Certains ont consommé plus, d'autres pays ont produit moins, comme l'Egypte, l'indonésie, le bloc appelé Union Européenne, lui, a vu son gisement de la mer du nord sombrer (vous avez vu ce jeu de mot ? Génial, non ? Non ? Ah bon).

L'outrecuidance, et la cuistrerie Thatchérienne et reaganienne résidait pour l'un dans une production nouvelle, pour l'autre, par la relance qu'avait opéré l'exploitation des gisements d'Alaska.

Le Moyen Orient, lui, a eu son pic d'exportation dans les années 1970. Il a retrouvé ses montants d'exportations, mais sans les dépasser. Il est à mon avis vain d'en attendre un rebond. Il consomme de plus en plus son pétrole.
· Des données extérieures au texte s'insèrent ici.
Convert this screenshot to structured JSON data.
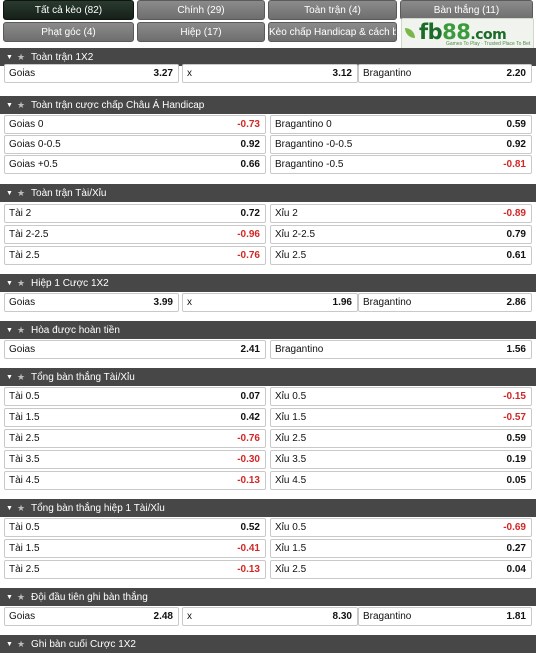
{
  "tabs": [
    {
      "label": "Tất cả kèo (82)",
      "active": true
    },
    {
      "label": "Chính (29)",
      "active": false
    },
    {
      "label": "Toàn trận (4)",
      "active": false
    },
    {
      "label": "Bàn thắng (11)",
      "active": false
    },
    {
      "label": "Phạt góc (4)",
      "active": false
    },
    {
      "label": "Hiệp (17)",
      "active": false
    },
    {
      "label": "Kèo chấp Handicap & cách biệt (3)",
      "active": false
    }
  ],
  "logo": {
    "brand_a": "fb",
    "brand_b": "88",
    "brand_c": ".com",
    "tagline": "Games To Play · Trusted Place To Bet"
  },
  "icons": {
    "collapse": "chevron-down-icon",
    "favorite": "star-icon"
  },
  "colors": {
    "negative_odds": "#d12727",
    "header_bg": "#474747",
    "active_tab": "#1a2a1f"
  },
  "sections": [
    {
      "title": "Toàn trận 1X2",
      "layout": 3,
      "rows": [
        [
          {
            "label": "Goias",
            "odds": "3.27"
          },
          {
            "label": "x",
            "odds": "3.12"
          },
          {
            "label": "Bragantino",
            "odds": "2.20"
          }
        ]
      ]
    },
    {
      "title": "Toàn trận cược chấp Châu Á Handicap",
      "layout": 2,
      "rows": [
        [
          {
            "label": "Goias",
            "handicap": "0",
            "odds": "-0.73"
          },
          {
            "label": "Bragantino",
            "handicap": "0",
            "odds": "0.59"
          }
        ],
        [
          {
            "label": "Goias",
            "handicap": "0-0.5",
            "odds": "0.92"
          },
          {
            "label": "Bragantino",
            "handicap": "-0-0.5",
            "odds": "0.92"
          }
        ],
        [
          {
            "label": "Goias",
            "handicap": "+0.5",
            "odds": "0.66"
          },
          {
            "label": "Bragantino",
            "handicap": "-0.5",
            "odds": "-0.81"
          }
        ]
      ]
    },
    {
      "title": "Toàn trận Tài/Xỉu",
      "layout": 2,
      "rows": [
        [
          {
            "label": "Tài",
            "handicap": "2",
            "odds": "0.72"
          },
          {
            "label": "Xỉu",
            "handicap": "2",
            "odds": "-0.89"
          }
        ],
        [
          {
            "label": "Tài",
            "handicap": "2-2.5",
            "odds": "-0.96"
          },
          {
            "label": "Xỉu",
            "handicap": "2-2.5",
            "odds": "0.79"
          }
        ],
        [
          {
            "label": "Tài",
            "handicap": "2.5",
            "odds": "-0.76"
          },
          {
            "label": "Xỉu",
            "handicap": "2.5",
            "odds": "0.61"
          }
        ]
      ]
    },
    {
      "title": "Hiệp 1 Cược 1X2",
      "layout": 3,
      "rows": [
        [
          {
            "label": "Goias",
            "odds": "3.99"
          },
          {
            "label": "x",
            "odds": "1.96"
          },
          {
            "label": "Bragantino",
            "odds": "2.86"
          }
        ]
      ]
    },
    {
      "title": "Hòa được hoàn tiền",
      "layout": 2,
      "rows": [
        [
          {
            "label": "Goias",
            "odds": "2.41"
          },
          {
            "label": "Bragantino",
            "odds": "1.56"
          }
        ]
      ]
    },
    {
      "title": "Tổng bàn thắng Tài/Xỉu",
      "layout": 2,
      "rows": [
        [
          {
            "label": "Tài 0.5",
            "odds": "0.07"
          },
          {
            "label": "Xỉu 0.5",
            "odds": "-0.15"
          }
        ],
        [
          {
            "label": "Tài 1.5",
            "odds": "0.42"
          },
          {
            "label": "Xỉu 1.5",
            "odds": "-0.57"
          }
        ],
        [
          {
            "label": "Tài 2.5",
            "odds": "-0.76"
          },
          {
            "label": "Xỉu 2.5",
            "odds": "0.59"
          }
        ],
        [
          {
            "label": "Tài 3.5",
            "odds": "-0.30"
          },
          {
            "label": "Xỉu 3.5",
            "odds": "0.19"
          }
        ],
        [
          {
            "label": "Tài 4.5",
            "odds": "-0.13"
          },
          {
            "label": "Xỉu 4.5",
            "odds": "0.05"
          }
        ]
      ]
    },
    {
      "title": "Tổng bàn thắng hiệp 1 Tài/Xỉu",
      "layout": 2,
      "rows": [
        [
          {
            "label": "Tài 0.5",
            "odds": "0.52"
          },
          {
            "label": "Xỉu 0.5",
            "odds": "-0.69"
          }
        ],
        [
          {
            "label": "Tài 1.5",
            "odds": "-0.41"
          },
          {
            "label": "Xỉu 1.5",
            "odds": "0.27"
          }
        ],
        [
          {
            "label": "Tài 2.5",
            "odds": "-0.13"
          },
          {
            "label": "Xỉu 2.5",
            "odds": "0.04"
          }
        ]
      ]
    },
    {
      "title": "Đội đầu tiên ghi bàn thắng",
      "layout": 3,
      "rows": [
        [
          {
            "label": "Goias",
            "odds": "2.48"
          },
          {
            "label": "x",
            "odds": "8.30"
          },
          {
            "label": "Bragantino",
            "odds": "1.81"
          }
        ]
      ]
    },
    {
      "title": "Ghi bàn cuối Cược 1X2",
      "layout": 3,
      "rows": []
    }
  ]
}
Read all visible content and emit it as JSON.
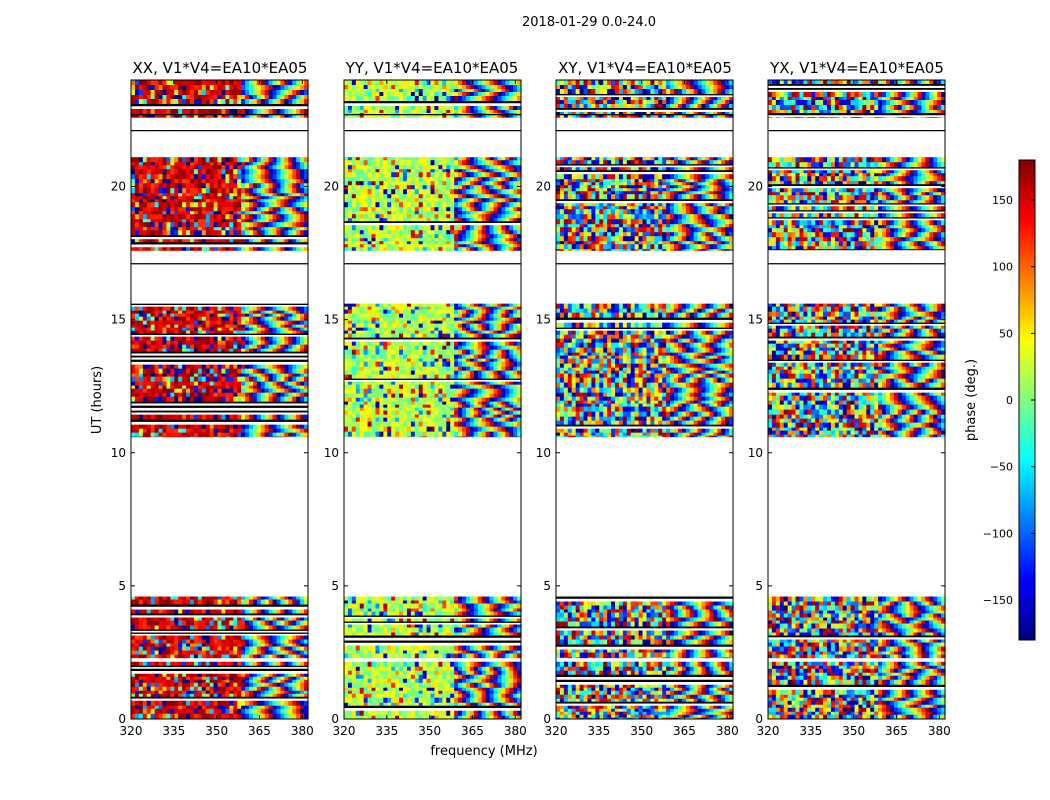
{
  "chart_data": {
    "type": "heatmap",
    "title": "2018-01-29 0.0-24.0",
    "xlabel": "frequency (MHz)",
    "ylabel": "UT (hours)",
    "xlim": [
      320,
      382
    ],
    "ylim": [
      0,
      24
    ],
    "xticks": [
      320,
      335,
      350,
      365,
      380
    ],
    "yticks": [
      0,
      5,
      10,
      15,
      20
    ],
    "colorbar": {
      "label": "phase (deg.)",
      "range": [
        -180,
        180
      ],
      "ticks": [
        150,
        100,
        50,
        0,
        -50,
        -100,
        -150
      ],
      "tick_labels": [
        "150",
        "100",
        "50",
        "0",
        "−50",
        "−100",
        "−150"
      ]
    },
    "panels": [
      {
        "title": "XX, V1*V4=EA10*EA05",
        "polarization": "XX",
        "baseline": "EA10*EA05",
        "phase_bias_deg": 150
      },
      {
        "title": "YY, V1*V4=EA10*EA05",
        "polarization": "YY",
        "baseline": "EA10*EA05",
        "phase_bias_deg": 20
      },
      {
        "title": "XY, V1*V4=EA10*EA05",
        "polarization": "XY",
        "baseline": "EA10*EA05",
        "phase_bias_deg": null
      },
      {
        "title": "YX, V1*V4=EA10*EA05",
        "polarization": "YX",
        "baseline": "EA10*EA05",
        "phase_bias_deg": null
      }
    ],
    "data_blocks_ut_hours": [
      [
        0.0,
        2.15
      ],
      [
        2.3,
        4.6
      ],
      [
        10.6,
        15.6
      ],
      [
        17.6,
        21.1
      ],
      [
        22.6,
        24.0
      ]
    ],
    "gap_lines_ut_hours": [
      17.1,
      22.1,
      22.7
    ]
  },
  "colors": {
    "jet": [
      "#00007f",
      "#0000ff",
      "#007fff",
      "#00ffff",
      "#7fff7f",
      "#ffff00",
      "#ff7f00",
      "#ff0000",
      "#7f0000"
    ]
  }
}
Logiquement, au niveau mondial, nous avons atteint un niveau qu'il faut bien appeler stagnation, et on ne relancera rien à coups de mesures libérales. La liberté, sans le pétrole, ça ne fait rien.

La situation globale doit être vue comme très fragile, et sans doute, le moindre incident la fera trébucher. Les pays exportateurs sont rares, et l'Arabie séoudite, plus en mesure de jouer son rôle. L'Arabie n'ajuste plus, elle se contente de produire et d'exporter le maximum, sachant que l'appétit de sa population grandit et que ses besoins financiers, pas toujours justifiés, sont aussi de plus en plus grands.

Il est donc clair que cette fin de décennie va être cruciale, comme la décennie prochaine.